Completing the Chatbot Puzzle
Increasingly new prospects and customers alike are asking if Attivio is able to improve the performance of their chatbots – similar to the manner in which Attivio helps their live agents and self-support portals – by empowering them with better answers and insights to questions. While the short answer is yes, to better frame the shortfalls of modern chatbots and explain how specifically Attivio helps, we put together an ebook titled, Completing the Chatbot Puzzle: AI-Powered Answers.
The following is an excerpt from this ebook. To keep reading, download a free copy.
Technology-provider Spiceworks asked organizations currently deploying chatbots where their failures happen. Two of the main problems? Misunderstanding requests and misunderstanding the nuances of human dialogue. When asked what errors they encountered with chatbots, 59% of respondents reported that these two issues were problem areas. And these are just the problems experienced in asking a question. The problem is even worse if the question is understood, but the answer is irrelevant, outdated, incomplete, or just plain wrong.
47% of adult internet users polled in the US felt that chatbots had too many unhelpful responses (G2 Crowd). The problem is that many of today’s chatbots lack the ability to provide answers that are accurate, relevant, and contextual.
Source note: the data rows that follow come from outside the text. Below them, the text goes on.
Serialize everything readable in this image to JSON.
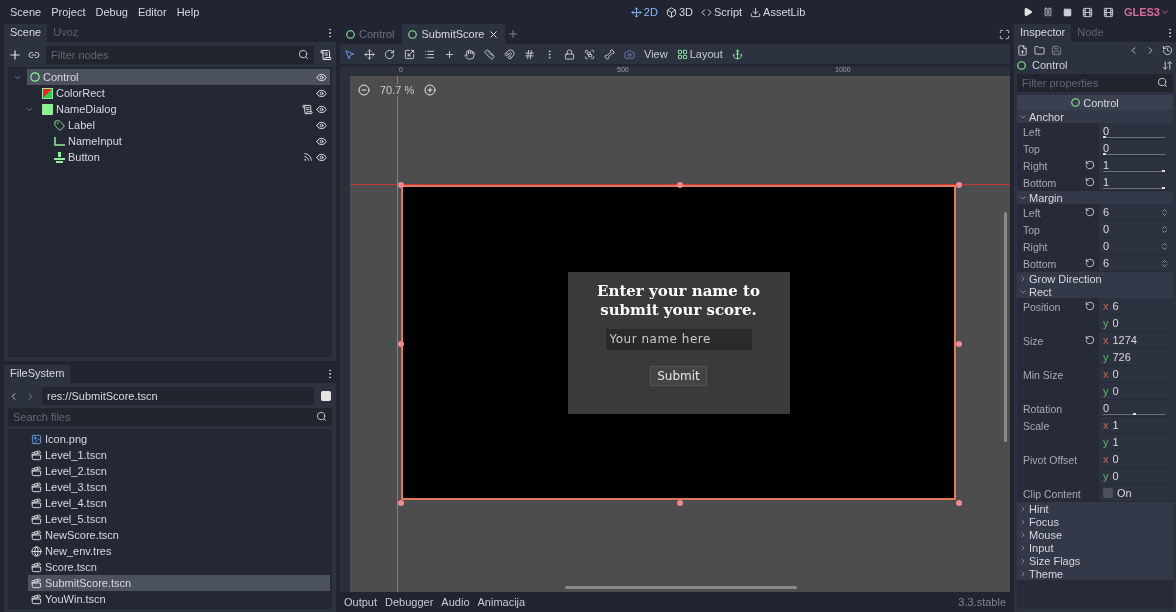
{
  "menu": [
    "Scene",
    "Project",
    "Debug",
    "Editor",
    "Help"
  ],
  "workspaces": [
    {
      "label": "2D",
      "kind": "canvas",
      "selected": true
    },
    {
      "label": "3D",
      "kind": "spatial",
      "selected": false
    },
    {
      "label": "Script",
      "kind": "script",
      "selected": false
    },
    {
      "label": "AssetLib",
      "kind": "assetlib",
      "selected": false
    }
  ],
  "renderer": "GLES3",
  "scene_dock": {
    "tabs": [
      {
        "label": "Scene",
        "selected": true
      },
      {
        "label": "Uvoz",
        "selected": false
      }
    ],
    "filter": {
      "placeholder": "Filter nodes"
    },
    "tree": [
      {
        "name": "Control",
        "kind": "control",
        "selected": true,
        "expanded": true,
        "script": false,
        "signals": false,
        "children": [
          {
            "name": "ColorRect",
            "kind": "colorrect",
            "selected": false,
            "script": false,
            "signals": false
          },
          {
            "name": "NameDialog",
            "kind": "panel",
            "selected": false,
            "expanded": true,
            "script": true,
            "signals": false,
            "children": [
              {
                "name": "Label",
                "kind": "label",
                "selected": false,
                "script": false,
                "signals": false
              },
              {
                "name": "NameInput",
                "kind": "lineedit",
                "selected": false,
                "script": false,
                "signals": false
              },
              {
                "name": "Button",
                "kind": "button",
                "selected": false,
                "script": false,
                "signals": true
              }
            ]
          }
        ]
      }
    ]
  },
  "filesystem": {
    "tab": "FileSystem",
    "path": "res://SubmitScore.tscn",
    "search": {
      "placeholder": "Search files"
    },
    "files": [
      {
        "name": "Icon.png",
        "kind": "image",
        "selected": false
      },
      {
        "name": "Level_1.tscn",
        "kind": "scene",
        "selected": false
      },
      {
        "name": "Level_2.tscn",
        "kind": "scene",
        "selected": false
      },
      {
        "name": "Level_3.tscn",
        "kind": "scene",
        "selected": false
      },
      {
        "name": "Level_4.tscn",
        "kind": "scene",
        "selected": false
      },
      {
        "name": "Level_5.tscn",
        "kind": "scene",
        "selected": false
      },
      {
        "name": "NewScore.tscn",
        "kind": "scene",
        "selected": false
      },
      {
        "name": "New_env.tres",
        "kind": "resource",
        "selected": false
      },
      {
        "name": "Score.tscn",
        "kind": "scene",
        "selected": false
      },
      {
        "name": "SubmitScore.tscn",
        "kind": "scene",
        "selected": true
      },
      {
        "name": "YouWin.tscn",
        "kind": "scene",
        "selected": false
      }
    ]
  },
  "editor": {
    "tabs": [
      {
        "label": "Control",
        "selected": false
      },
      {
        "label": "SubmitScore",
        "selected": true
      }
    ],
    "toolbar": {
      "view": "View",
      "layout": "Layout"
    },
    "zoom": "70.7 %",
    "ruler": [
      "0",
      "500",
      "1000"
    ],
    "dialog": {
      "title": "Enter your name to submit your score.",
      "input": {
        "placeholder": "Your name here"
      },
      "button": "Submit"
    }
  },
  "bottom_panel": {
    "tabs": [
      "Output",
      "Debugger",
      "Audio",
      "Animacija"
    ],
    "version": "3.3.stable"
  },
  "inspector": {
    "tabs": [
      {
        "label": "Inspector",
        "selected": true
      },
      {
        "label": "Node",
        "selected": false
      }
    ],
    "node": "Control",
    "filter": {
      "placeholder": "Filter properties"
    },
    "class": "Control",
    "rows": [
      {
        "kind": "section",
        "label": "Anchor",
        "expanded": true
      },
      {
        "kind": "slider",
        "label": "Left",
        "value": "0",
        "level": 0,
        "revert": false
      },
      {
        "kind": "slider",
        "label": "Top",
        "value": "0",
        "level": 0,
        "revert": false
      },
      {
        "kind": "slider",
        "label": "Right",
        "value": "1",
        "level": 1,
        "revert": true
      },
      {
        "kind": "slider",
        "label": "Bottom",
        "value": "1",
        "level": 1,
        "revert": true
      },
      {
        "kind": "section",
        "label": "Margin",
        "expanded": true
      },
      {
        "kind": "spin",
        "label": "Left",
        "value": "6",
        "revert": true
      },
      {
        "kind": "spin",
        "label": "Top",
        "value": "0",
        "revert": false
      },
      {
        "kind": "spin",
        "label": "Right",
        "value": "0",
        "revert": false
      },
      {
        "kind": "spin",
        "label": "Bottom",
        "value": "6",
        "revert": true
      },
      {
        "kind": "section",
        "label": "Grow Direction",
        "expanded": false
      },
      {
        "kind": "section",
        "label": "Rect",
        "expanded": true
      },
      {
        "kind": "vector",
        "label": "Position",
        "components": [
          {
            "axis": "x",
            "value": "6"
          },
          {
            "axis": "y",
            "value": "0"
          }
        ],
        "revert": true
      },
      {
        "kind": "vector",
        "label": "Size",
        "components": [
          {
            "axis": "x",
            "value": "1274"
          },
          {
            "axis": "y",
            "value": "726"
          }
        ],
        "revert": true
      },
      {
        "kind": "vector",
        "label": "Min Size",
        "components": [
          {
            "axis": "x",
            "value": "0"
          },
          {
            "axis": "y",
            "value": "0"
          }
        ],
        "revert": false
      },
      {
        "kind": "slider",
        "label": "Rotation",
        "value": "0",
        "level": 0.5,
        "revert": false
      },
      {
        "kind": "vector",
        "label": "Scale",
        "components": [
          {
            "axis": "x",
            "value": "1"
          },
          {
            "axis": "y",
            "value": "1"
          }
        ],
        "revert": false
      },
      {
        "kind": "vector",
        "label": "Pivot Offset",
        "components": [
          {
            "axis": "x",
            "value": "0"
          },
          {
            "axis": "y",
            "value": "0"
          }
        ],
        "revert": false
      },
      {
        "kind": "check",
        "label": "Clip Content",
        "text": "On",
        "checked": false
      },
      {
        "kind": "section",
        "label": "Hint",
        "expanded": false
      },
      {
        "kind": "section",
        "label": "Focus",
        "expanded": false
      },
      {
        "kind": "section",
        "label": "Mouse",
        "expanded": false
      },
      {
        "kind": "section",
        "label": "Input",
        "expanded": false
      },
      {
        "kind": "section",
        "label": "Size Flags",
        "expanded": false
      },
      {
        "kind": "section",
        "label": "Theme",
        "expanded": false
      }
    ]
  }
}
For the most part, today’s AI-backed chatbots are intent-driven, i.e., they attempt to interpret meaning, and discern exactly what a user is looking for. For example, a user typing “I’d like a virtual assistant” is likely looking to buy one, while a user saying “I’m thinking about a virtual assistant” is likely looking for general information.
The downsides of only intent-driven interfaces: There are several downsides to relying on intent-driven chat interfaces alone. First, the dialog flow ends up long and complicated. Just getting the opening hours of a business can become a multistep, programmatic process. Now imagine doing that for all the possible conversations that someone might have with your chatbot! A simple conversation tree can easily become a convoluted forest that’s hard to create and even more difficult to navigate.
Then there’s the problem that, once they identify the intent of a question, chatbots respond by performing a re-programmed action or give a pre-programmed answer, often just delivering an FAQ in a different interface. However, they’re delivered, these pre-programmed answers may be insufficient and out of date, often delivering just plain bad answers. And they certainly won’t be taking advantage of the latest information available within the organization.
Pre-programmed answers can’t anticipate every question: Another downside is the lack of a proper fallback strategy when those pre-programmed answers don’t quite work. There is no chatbot that will be able to handle - let alone provide - proper answers to all questions. No human can do that either. When faced with this problem most chatbots default to a simple “I don’t know that yet!” or continue to ask, “Can I help you with anything else?” Unfortunately, this type of interaction is frustrating to users who feel like they’re getting the runaround. And the problem goes well beyond user frustration. When chatbots can’t provide an answer, more calls come in to contact centers. More tickets are created. More work for support reps to resolve an issue that could well have been taken care of if the chatbot had been smart enough to provide the right answer, the right link to the right document for self-service.